Prime Minister must stay strong

It’s lonely at the top - and for Theresa May it’s getting lonelier every day.

She’s been talking the talk about leaving the EU but latest reports reveal that she is still not actually walking the walk away from Brussels.

Proposals for a ‘customs arrangement’ as opposed to a ‘customs union’ is really a matter of semantics as either way we would still be at the mercy of the EU and unable to freely make our own trade deals.

The ‘customs arrangement’ would create frightening layers of bureaucracy and ironically such red tape is among the many reasons people voted for Brexit.

Our Prime Minister is painting herself into a corner and must stay strong as otherwise she risks betraying the 17.4 million who voted for independence and for which she will not be forgiven. Not only is her job on the line but the future of her party.

Paul Nuttall

North West MEP
UK Independence Party


Why blame the Baby Boomers?

The recent claim by a so-called ‘think-tank’ that the Baby Boomer generation, having had it so good, should now contribute to the Millennial generation by paying National Insurance and more tax to enable youngsters to benefit by being awarded a £10,000 lump sum is utterly ridiculous.

Frankly myself and many of my Baby Boomer generation are getting thoroughly sick of the current attitude that, because we managed to succeed in our careers, managed to earn enough to buy our houses, and managed to save a few pounds, that we should be penalised for it.

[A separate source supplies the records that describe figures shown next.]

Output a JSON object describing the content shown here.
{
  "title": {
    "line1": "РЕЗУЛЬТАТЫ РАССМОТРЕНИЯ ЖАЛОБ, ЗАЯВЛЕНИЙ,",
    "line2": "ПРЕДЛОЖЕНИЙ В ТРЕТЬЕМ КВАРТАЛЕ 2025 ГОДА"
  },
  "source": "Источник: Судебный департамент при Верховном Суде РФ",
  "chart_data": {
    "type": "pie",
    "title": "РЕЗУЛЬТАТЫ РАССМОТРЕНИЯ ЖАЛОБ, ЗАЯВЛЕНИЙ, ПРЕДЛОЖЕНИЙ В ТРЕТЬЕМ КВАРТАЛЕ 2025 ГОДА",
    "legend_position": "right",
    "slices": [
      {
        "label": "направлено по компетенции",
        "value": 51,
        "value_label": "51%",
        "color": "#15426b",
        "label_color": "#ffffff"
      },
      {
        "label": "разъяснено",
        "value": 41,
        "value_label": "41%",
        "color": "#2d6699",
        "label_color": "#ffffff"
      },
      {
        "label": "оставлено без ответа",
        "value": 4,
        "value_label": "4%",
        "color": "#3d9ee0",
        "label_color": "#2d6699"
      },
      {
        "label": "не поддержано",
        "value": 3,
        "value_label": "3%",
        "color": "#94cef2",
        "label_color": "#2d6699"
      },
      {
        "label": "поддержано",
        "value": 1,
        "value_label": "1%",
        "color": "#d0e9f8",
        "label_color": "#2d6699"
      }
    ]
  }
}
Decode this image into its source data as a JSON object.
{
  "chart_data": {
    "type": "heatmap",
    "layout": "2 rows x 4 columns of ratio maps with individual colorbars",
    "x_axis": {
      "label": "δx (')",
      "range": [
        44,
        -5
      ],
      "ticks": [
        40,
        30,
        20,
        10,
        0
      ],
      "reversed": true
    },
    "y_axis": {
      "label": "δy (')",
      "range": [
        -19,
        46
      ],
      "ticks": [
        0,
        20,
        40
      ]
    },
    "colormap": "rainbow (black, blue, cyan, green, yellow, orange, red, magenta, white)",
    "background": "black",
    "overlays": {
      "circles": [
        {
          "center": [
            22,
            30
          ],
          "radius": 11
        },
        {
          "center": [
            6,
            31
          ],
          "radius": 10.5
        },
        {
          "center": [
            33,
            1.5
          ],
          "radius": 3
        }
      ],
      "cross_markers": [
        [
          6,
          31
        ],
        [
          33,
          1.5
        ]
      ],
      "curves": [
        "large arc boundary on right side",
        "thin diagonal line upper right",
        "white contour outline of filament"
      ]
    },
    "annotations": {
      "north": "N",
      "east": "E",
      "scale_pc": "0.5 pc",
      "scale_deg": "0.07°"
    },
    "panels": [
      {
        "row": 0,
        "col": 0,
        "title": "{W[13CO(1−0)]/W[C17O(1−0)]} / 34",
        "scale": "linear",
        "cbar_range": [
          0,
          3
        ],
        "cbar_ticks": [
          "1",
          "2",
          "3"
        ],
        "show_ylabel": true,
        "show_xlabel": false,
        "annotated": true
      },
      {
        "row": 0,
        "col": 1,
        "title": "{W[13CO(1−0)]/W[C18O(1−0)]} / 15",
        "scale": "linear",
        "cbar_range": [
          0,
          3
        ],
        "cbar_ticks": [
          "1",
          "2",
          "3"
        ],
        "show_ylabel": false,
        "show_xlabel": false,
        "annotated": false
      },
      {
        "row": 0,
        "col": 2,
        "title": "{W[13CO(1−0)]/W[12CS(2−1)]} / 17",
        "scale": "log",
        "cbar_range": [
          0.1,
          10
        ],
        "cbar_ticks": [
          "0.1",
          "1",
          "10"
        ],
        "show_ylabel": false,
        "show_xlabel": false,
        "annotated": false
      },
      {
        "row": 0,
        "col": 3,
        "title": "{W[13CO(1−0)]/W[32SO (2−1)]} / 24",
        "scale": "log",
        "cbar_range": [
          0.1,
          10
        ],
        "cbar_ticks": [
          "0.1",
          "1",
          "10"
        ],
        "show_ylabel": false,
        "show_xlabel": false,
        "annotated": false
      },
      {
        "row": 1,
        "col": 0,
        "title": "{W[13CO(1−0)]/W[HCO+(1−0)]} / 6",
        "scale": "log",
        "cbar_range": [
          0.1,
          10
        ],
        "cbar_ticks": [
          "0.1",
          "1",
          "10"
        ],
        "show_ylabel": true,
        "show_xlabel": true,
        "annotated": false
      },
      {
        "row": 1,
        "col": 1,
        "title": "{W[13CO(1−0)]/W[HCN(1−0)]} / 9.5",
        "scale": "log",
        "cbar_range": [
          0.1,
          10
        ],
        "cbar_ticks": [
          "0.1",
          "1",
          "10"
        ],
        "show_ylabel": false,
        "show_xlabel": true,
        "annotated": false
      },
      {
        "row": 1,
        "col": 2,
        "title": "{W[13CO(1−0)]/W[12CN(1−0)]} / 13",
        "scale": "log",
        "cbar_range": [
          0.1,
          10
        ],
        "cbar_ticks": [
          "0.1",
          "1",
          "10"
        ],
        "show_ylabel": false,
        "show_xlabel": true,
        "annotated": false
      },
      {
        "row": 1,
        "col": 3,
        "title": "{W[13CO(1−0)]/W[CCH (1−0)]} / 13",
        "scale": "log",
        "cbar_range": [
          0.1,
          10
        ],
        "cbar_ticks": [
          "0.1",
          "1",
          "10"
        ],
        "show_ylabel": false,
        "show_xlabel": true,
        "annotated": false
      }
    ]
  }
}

Yes, it’s unfortunate that some of the younger generation are struggling to buy homes, but in all fairness, how is that our fault?

Most of my generation worked hard and saved hard. We didn’t max out our credit cards, buy things we couldn’t afford, spend thousands and thousands on over-the-top weddings just to emulate silly celebrities, buy expensive cars, and we didn’t fall for payday loans – we tried to save up for everything, and if we wanted children, we waited until we could afford them, unlike some these days.

A lump sum of £10,000 isn’t going to help them at all – many will squander it, having no financial common sense. I think our generation had far more of a grasp of finances, frankly.

We, the Baby Boomers, built this nation up to what it is now and our efforts should be appreciated: unfortunately it appears we are now being seen as fair game when really it’s the politicians who are at fault for the mess we’re in now. Appreciate the Baby Boomers.